If you reuse an idempotency key with a different endpoint or payload, Monime will reject the request with the following error:
{
    "success": false,
    "messages": [],
    "error": {
        "code": 409,
        "reason": "idempotency_key_in_use",
        "message": "Conflict: Idempotency key reused with a non-identical request.",
        "details": []
    }
}

Best Practices for Idempotency

  • Generation and Use
    1. Use a unique key per logical operation. UUIDv4 works well, or use a deterministic key (UUIDv5) from a stable business ref (e.g., payout:) when you want automatic retries across services.
    2. Keep keys above 25 and below 64 characters. When a stable identifier exceeds this, convert it to a UUIDv5 so it remains compatible and deterministic.

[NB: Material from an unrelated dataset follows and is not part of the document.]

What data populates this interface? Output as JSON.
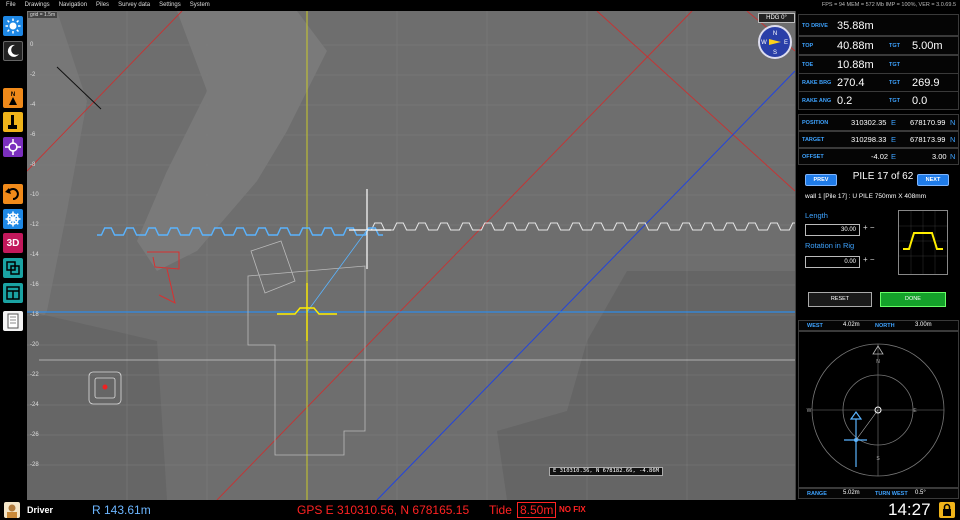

    3. Send the exact same request on retry. Method, URL, headers, and JSON body must match byte-for-byte (including field order if your client doesn’t canonicalize).
  • Store & Retry
    1. Persist keys client-side alongside your business operation ID. This lets you retry confidently after crashes or timeouts.
    2. Leverage the retention window. Cache retention is 24 hours; beyond that Monime still enforces last-mile idempotency, but plan to reconcile using your business refs if you expect very late retries.
    3. GET resource on uncertainty. If you don’t know the outcome, prefer fetching the resource before issuing a new creation; 404 means it was never created.
  • Handle Outcomes
    1. On success: reuse the same key if you must confirm; you’ll receive the original response.
    2. On 409 Conflict: your key was used for a different request; generate a new key and fix the caller logic.
    3. On errors (5xx/timeout): retry with the same key. Errors aren’t cached, so you’re not forced to issue a new key.
  • Security
    1. Avoid putting sensitive information in the key. Treat it as an identifier that is safe to log and helful for tracing.